Note: post bumped and expanded considerably, for reasons explained below.- There is no actual evidence that anything bad was about to happen -- just people in a diner who we suspected were bad because we watch a lot of movies.
- There is no way way that anyone with a motive to kill Tony knew that he'd be at that diner.
- The Sopranos never relied on off-screen action and secret twists. We were privy to everything. It was filmed in the third-person omniscient. The theory of a surprise killer violates the show's narrative structure.
- The show didn't romanticize violence. Violence was dirty, casual and explicit. The murder of its protagonist wouldn't be softened by climactic, artful, debatable twist. If David Chase wanted to kill him, we would've seen Tony blue and gagging on his own blood.
- The show rarely offered closure. What makes you think it would start in the final episode?
- Just desserts were not a theme.
- The makers filmed an ending implying that he was shot, then rejected it.
Additional recommended reading:
Update: Sincere thanks to
Matt Zoller Seitz at The House Next Door for the link. It's an honor.

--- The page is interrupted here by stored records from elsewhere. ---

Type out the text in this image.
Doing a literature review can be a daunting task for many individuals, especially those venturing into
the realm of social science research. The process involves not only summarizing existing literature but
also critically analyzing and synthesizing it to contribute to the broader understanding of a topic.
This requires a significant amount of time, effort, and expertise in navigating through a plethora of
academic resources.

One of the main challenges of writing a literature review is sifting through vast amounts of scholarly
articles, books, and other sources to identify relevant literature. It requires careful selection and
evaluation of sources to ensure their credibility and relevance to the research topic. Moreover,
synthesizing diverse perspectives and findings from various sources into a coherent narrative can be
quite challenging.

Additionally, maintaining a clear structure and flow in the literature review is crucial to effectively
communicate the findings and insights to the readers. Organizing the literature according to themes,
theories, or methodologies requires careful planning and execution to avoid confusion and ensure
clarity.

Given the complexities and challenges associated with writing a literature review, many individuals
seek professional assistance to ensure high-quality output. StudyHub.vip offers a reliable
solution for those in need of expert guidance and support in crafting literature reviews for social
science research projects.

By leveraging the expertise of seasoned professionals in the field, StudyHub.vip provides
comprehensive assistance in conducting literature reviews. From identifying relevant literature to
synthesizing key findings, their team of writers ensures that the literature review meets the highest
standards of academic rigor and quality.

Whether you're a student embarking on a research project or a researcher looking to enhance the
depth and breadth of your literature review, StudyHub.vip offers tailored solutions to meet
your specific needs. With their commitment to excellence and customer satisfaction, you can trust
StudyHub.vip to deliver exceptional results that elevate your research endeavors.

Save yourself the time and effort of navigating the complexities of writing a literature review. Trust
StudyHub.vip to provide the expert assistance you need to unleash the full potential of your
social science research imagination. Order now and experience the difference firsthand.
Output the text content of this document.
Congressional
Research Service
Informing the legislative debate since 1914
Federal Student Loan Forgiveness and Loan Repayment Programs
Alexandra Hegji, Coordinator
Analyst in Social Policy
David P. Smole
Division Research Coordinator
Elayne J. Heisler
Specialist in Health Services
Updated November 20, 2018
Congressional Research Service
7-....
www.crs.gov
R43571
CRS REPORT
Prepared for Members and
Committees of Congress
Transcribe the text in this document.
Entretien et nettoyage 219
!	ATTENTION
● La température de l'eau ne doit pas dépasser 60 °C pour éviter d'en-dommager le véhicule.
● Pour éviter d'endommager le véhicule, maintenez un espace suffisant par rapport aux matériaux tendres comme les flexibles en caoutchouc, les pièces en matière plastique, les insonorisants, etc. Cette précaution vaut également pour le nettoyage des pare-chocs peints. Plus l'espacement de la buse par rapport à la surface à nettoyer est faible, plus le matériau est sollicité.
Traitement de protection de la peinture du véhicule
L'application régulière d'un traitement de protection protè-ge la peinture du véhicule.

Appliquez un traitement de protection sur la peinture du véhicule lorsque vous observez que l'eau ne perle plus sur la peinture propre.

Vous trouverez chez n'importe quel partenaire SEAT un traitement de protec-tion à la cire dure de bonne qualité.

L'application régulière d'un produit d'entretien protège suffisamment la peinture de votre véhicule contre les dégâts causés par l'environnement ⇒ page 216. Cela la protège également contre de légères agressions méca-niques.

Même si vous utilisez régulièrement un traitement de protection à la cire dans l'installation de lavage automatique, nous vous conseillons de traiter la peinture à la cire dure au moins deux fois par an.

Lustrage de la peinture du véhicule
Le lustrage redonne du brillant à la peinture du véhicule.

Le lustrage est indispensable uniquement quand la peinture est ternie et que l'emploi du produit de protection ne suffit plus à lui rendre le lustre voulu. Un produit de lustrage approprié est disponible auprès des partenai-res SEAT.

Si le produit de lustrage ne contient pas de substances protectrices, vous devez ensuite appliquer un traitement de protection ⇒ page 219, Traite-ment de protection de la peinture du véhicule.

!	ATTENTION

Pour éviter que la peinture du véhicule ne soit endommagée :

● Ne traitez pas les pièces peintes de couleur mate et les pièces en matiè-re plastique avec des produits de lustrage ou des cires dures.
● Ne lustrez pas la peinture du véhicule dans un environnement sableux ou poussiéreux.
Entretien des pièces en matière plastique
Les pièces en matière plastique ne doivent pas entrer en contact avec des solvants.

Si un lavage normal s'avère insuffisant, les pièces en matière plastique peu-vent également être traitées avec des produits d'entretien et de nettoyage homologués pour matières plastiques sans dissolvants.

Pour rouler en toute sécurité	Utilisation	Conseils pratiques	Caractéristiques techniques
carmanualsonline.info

Update II: This little post generated some
traffic. Since it was a summary attempt to knock down what I think is an errant reading of the episode, my comments were pithy and conclusory. A link to my seven observations, partnered with opposing views, was published on an HBO message board and later reproduced here at Comment No. 7. My original remarks, the opposing view, and my rebuttal follow below.
I wrote, "There is no actual evidence that anything bad was about to happen -- just people in a diner who we suspected were bad because we watch a lot of movies."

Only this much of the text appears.